Bernstein works with lasers that blast pulses of light of durations so short they are measured in femtoseconds, which are one quadrillionth, or one millionth of one billionth of a second.
“It’s kind of hard to get across how short these time scales are,” Bernstein says. “We’ll say that one femtosecond is to a second what three minutes is to the age of the Earth.”
“That sort of boggles their minds,” he says.
Bernstein appreciates how hard such concepts can be to grasp. And he appreciates the ironies involved.
“It’s not much more than a hundred years since strobe or rapid photography had to be used to detect whether or a not a horse’s hooves all left the ground during running,” he said. “It’s only a hundred years since that kind of technology.
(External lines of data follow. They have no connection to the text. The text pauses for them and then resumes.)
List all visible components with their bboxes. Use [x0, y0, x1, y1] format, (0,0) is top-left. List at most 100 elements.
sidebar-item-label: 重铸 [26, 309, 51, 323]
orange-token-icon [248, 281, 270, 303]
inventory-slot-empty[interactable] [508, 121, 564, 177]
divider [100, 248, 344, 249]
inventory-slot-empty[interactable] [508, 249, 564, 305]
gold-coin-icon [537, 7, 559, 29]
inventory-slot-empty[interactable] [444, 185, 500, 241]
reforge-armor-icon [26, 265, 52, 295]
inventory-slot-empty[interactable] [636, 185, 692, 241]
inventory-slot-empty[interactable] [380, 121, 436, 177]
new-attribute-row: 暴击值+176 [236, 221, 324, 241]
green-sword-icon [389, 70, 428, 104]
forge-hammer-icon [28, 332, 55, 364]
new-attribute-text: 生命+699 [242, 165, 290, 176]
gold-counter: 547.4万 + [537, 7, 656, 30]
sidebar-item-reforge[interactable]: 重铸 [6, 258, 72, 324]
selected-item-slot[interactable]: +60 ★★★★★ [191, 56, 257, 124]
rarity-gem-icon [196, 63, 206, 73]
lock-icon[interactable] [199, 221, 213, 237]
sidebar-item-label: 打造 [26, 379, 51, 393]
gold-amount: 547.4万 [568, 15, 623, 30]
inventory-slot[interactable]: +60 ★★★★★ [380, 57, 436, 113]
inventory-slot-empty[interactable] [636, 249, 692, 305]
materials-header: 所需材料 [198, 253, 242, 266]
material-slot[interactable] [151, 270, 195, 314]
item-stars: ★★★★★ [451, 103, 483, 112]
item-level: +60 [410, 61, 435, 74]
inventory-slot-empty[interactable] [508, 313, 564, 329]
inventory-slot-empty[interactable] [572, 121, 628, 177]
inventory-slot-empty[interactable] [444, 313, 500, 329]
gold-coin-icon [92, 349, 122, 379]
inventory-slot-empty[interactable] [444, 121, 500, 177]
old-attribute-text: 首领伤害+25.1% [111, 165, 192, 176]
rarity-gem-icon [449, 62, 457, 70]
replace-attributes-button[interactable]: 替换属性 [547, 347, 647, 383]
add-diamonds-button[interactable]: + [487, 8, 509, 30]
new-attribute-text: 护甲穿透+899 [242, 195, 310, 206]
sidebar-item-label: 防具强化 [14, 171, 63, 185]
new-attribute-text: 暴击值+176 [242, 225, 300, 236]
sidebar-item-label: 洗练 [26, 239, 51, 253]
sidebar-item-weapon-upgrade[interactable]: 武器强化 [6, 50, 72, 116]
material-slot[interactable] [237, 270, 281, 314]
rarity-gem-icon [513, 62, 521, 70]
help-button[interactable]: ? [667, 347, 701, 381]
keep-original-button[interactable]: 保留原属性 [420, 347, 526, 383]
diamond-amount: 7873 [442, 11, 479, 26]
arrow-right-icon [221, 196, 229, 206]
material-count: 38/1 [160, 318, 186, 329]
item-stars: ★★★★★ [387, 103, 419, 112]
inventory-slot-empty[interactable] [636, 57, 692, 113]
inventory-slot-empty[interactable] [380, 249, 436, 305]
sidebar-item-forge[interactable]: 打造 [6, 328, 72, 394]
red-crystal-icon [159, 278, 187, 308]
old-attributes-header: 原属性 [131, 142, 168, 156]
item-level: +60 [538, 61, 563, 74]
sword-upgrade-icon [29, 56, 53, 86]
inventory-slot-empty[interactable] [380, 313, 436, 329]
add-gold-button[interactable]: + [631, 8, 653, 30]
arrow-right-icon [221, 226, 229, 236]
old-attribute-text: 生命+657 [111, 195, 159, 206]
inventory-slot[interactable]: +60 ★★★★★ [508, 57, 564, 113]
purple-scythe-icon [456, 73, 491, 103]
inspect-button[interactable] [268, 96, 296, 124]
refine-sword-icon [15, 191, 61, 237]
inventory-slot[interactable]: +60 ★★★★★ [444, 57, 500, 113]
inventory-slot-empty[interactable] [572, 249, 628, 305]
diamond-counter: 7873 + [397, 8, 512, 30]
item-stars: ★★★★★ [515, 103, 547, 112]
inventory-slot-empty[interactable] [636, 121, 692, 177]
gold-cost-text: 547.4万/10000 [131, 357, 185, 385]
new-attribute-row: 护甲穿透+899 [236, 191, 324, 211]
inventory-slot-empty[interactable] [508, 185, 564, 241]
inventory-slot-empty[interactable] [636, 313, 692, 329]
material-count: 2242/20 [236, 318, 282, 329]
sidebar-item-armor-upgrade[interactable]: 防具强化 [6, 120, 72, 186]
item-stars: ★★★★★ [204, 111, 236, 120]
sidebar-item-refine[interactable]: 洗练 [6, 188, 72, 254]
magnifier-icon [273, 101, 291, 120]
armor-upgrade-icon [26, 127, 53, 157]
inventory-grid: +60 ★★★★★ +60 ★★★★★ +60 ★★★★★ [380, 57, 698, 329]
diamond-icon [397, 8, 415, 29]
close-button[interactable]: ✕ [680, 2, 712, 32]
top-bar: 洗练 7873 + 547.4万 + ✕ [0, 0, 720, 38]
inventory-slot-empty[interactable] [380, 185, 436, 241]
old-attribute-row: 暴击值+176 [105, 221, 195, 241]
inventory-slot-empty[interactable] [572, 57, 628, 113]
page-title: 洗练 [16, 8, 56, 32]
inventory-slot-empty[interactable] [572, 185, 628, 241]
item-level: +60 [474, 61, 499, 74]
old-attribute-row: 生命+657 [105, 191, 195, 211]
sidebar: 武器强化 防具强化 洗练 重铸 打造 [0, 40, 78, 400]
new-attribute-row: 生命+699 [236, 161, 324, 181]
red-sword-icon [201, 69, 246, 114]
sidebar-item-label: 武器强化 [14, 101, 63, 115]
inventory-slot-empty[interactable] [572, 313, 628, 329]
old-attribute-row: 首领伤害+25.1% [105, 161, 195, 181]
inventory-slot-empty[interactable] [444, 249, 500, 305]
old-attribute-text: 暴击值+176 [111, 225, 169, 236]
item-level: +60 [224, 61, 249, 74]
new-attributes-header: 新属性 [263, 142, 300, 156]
Now we’ve got basically a strobe light that is so fast that we can resolve what is happening in molecular interactions. So that’s pretty cool.”
When the laser strikes a material, it creates extreme states of matter that occur in the centers of stars and planets. On Earth, that can be done only microscopically and for a short period.
“But we’re able to extrapolate from such experiments what happens within stars,” he says. “The short pulses allow us to reproduce those kinds of events in short amount of times. But I think it’s ironic that we can study things that occur on a cosmic time scale, locally, with these tools.”